Markus Haluk : Le Prophète de la Liberté Papoue
Markus Haluk, directeur exécutif de l'ULMWP |
« Je veux être pasteur non seulement pour les catholiques, mais pour tous les Papous ! »
C’est par ces mots que Markus Haluk annonçait, en 2004, sa décision de quitter le séminaire. Il renonçait à la prêtrise, non par manque de foi, mais parce qu’il ressentait un appel plus vaste : celui de consacrer sa vie à la libération de son peuple.
À l’image de Moïse guidant les Hébreux hors d’Égypte, Markus se voyait comme le berger d’un peuple opprimé, les Papous, pris au piège depuis plus d’un demi-siècle sous la domination indonésienne.
Né en 1980 à Pugima, dans la vallée de Baliem, au cœur de la Papouasie, Markus est le benjamin d’une famille enracinée dans la culture Hubula. Son père, Hakhowok Yogotak Haluk, était un chef tribal respecté. Sa mère, Laluge Itlay, se souvient de sa naissance un dimanche après la messe, vers midi — un détail qui symbolise déjà l’alliance entre tradition et christianisme dans sa trajectoire. Dès l’enfance, il est confronté à la violence coloniale : les soldats indonésiens torturent et assassinent devant ses yeux. Cette violence forge en lui une conscience politique précoce.
Encouragé par le père Frans Lieshout, franciscain hollandais, il poursuit ses études de théologie à Jayapura. Mais la vocation religieuse se mue rapidement en mission politique : être la voix des sans-voix, le témoin engagé des souffrances papoues.
La Papouasie occidentale, annexée illégalement par l’Indonésie en 1963 avec la complicité des grandes puissances, est devenue le théâtre d’un génocide silencieux. Les Papous, qui représentaient 90 % de la population à l’époque, ne forment aujourd’hui plus que la moitié des habitants de leur propre territoire. À cela s’ajoute un écocide dévastateur : exploitation minière, déforestation massive, accaparement des terres. Markus dénonce ces crimes avec les mots justes : « génocide et écocide ».

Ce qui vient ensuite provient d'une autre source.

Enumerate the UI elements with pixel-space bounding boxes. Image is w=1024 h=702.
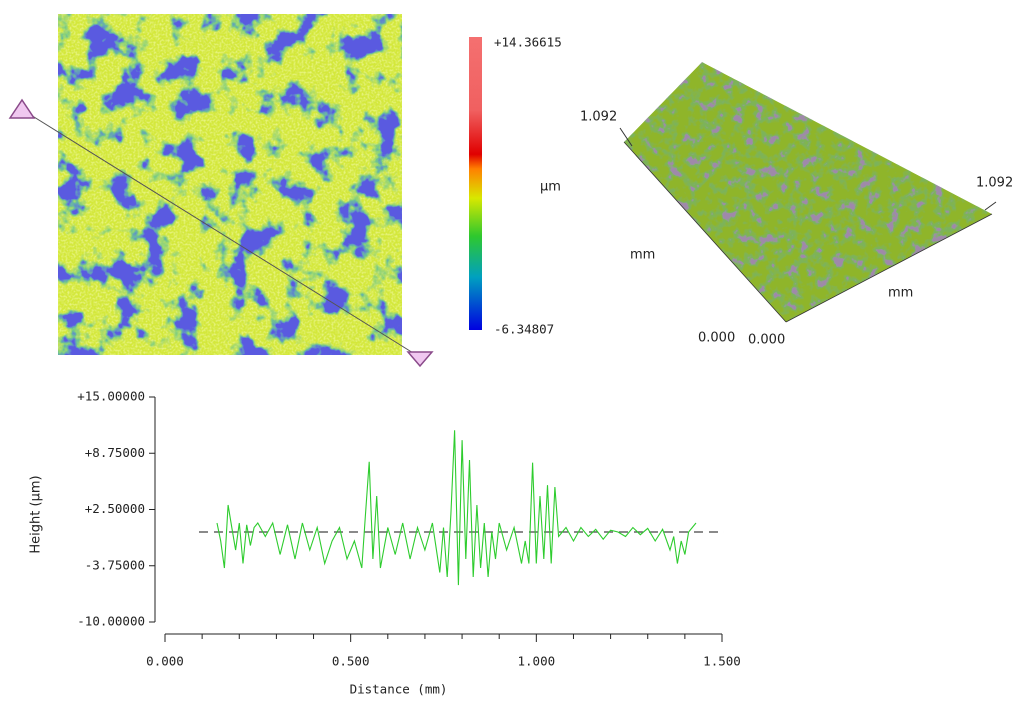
axis-label: mm bbox=[888, 286, 913, 301]
axis-line bbox=[623, 141, 787, 323]
profile-line bbox=[25, 111, 419, 357]
surface-image bbox=[624, 62, 992, 322]
x-tick-label: 1.500 bbox=[703, 654, 741, 669]
axis-tick-label: 1.092 bbox=[976, 176, 1013, 191]
axis-tick-label: 0.000 bbox=[748, 333, 785, 348]
x-tick-label: 0.000 bbox=[146, 654, 184, 669]
x-tick-label: 1.000 bbox=[518, 654, 556, 669]
colorbar-unit: µm bbox=[540, 180, 561, 195]
profile-end-marker[interactable] bbox=[406, 351, 434, 368]
colorbar-label: -6.34807 bbox=[494, 322, 554, 337]
y-tick-label: +8.75000 bbox=[85, 445, 145, 460]
axis-tick bbox=[984, 201, 997, 211]
x-tick-label: 0.500 bbox=[332, 654, 370, 669]
y-tick-label: -10.00000 bbox=[77, 614, 145, 629]
y-axis-label: Height (µm) bbox=[29, 475, 44, 553]
surface-3d bbox=[619, 62, 997, 323]
axis-tick-label: 1.092 bbox=[580, 110, 617, 125]
profile-start-marker[interactable] bbox=[8, 98, 36, 119]
axis-tick bbox=[619, 127, 633, 147]
y-tick-label: +15.00000 bbox=[77, 389, 145, 404]
y-tick-label: -3.75000 bbox=[85, 557, 145, 572]
height-map bbox=[8, 14, 434, 368]
axis-line bbox=[785, 213, 993, 323]
axis-tick-label: 0.000 bbox=[698, 331, 735, 346]
colorbar-label: +14.36615 bbox=[494, 35, 562, 50]
height-map-image bbox=[58, 14, 402, 355]
x-axis-label: Distance (mm) bbox=[350, 682, 448, 697]
colorbar bbox=[469, 37, 482, 330]
y-tick-label: +2.50000 bbox=[85, 501, 145, 516]
profile-line bbox=[216, 430, 697, 586]
axis-label: mm bbox=[630, 248, 655, 263]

Mais contrairement à certains groupes qui prônent la lutte armée, Markus incarne un combat radicalement non-violent. Directeur exécutif du Mouvement Uni pour la Libération de la Papouasie Occidentale (ULMWP), il fait de la résistance civile une arme pacifique et profondément enracinée dans la culture papoue. Il rappelle que dès 1940, bien avant l’arrivée des Indonésiens, des milliers de Papous avaient désobéi aux colonisateurs hollandais par des chants, des danses, et des refus d’impôts.
Son engagement s’inspire du message évangélique : « Tout ce que vous avez fait pour l’un de ces plus petits de mes frères, c’est à moi que vous l’avez fait. » (Matthieu 25:40). Ce verset devient le fondement d’une théologie de la libération adaptée à la Papouasie : ne rien faire, c’est choisir le camp de l’oppresseur.
Markus milite aussi pour la mémoire : il refuse l’amnésie imposée par Jakarta. Il documente les violences, recueille les témoignages, et exhorte son peuple à se réapproprier ses traditions et son histoire. Le récit national indonésien, basé sur une « mission civilisatrice » hypocrite, est pour lui une imposture. Il salue le courage des Papous, ainsi que celui des Indonésiens qui, en 2016, ont signé une pétition rassemblant 1,8 million de voix pour contester le référendum frauduleux de 1969
Malgré la répression, les arrestations, les menaces, Markus persiste. Il a vu son camarade Victor Yeimo emprisonné pour « trahison », et lui-même a été détenu à plusieurs reprises. Pourtant, il ne fléchit pas. Son rêve reste intact : une Papouasie indépendante, écologiquement durable, éduquée, égalitaire, pacifique. « La Papouasie libre sera un modèle de résistance verte et non-violente. Elle ne pactisera jamais avec les multinationales destructrices. »
Aujourd’hui, Markus Haluk est bien plus qu’un militant. Il est le visage spirituel, politique et moral de tout un peuple en quête de justice. Entre les forêts ancestrales, les chants sacrés, les plaies de la colonisation et les promesses d’émancipation, il marche — avec une foi inébranlable, un regard d’espérance, et une voix que rien ne pourra réduire au silence.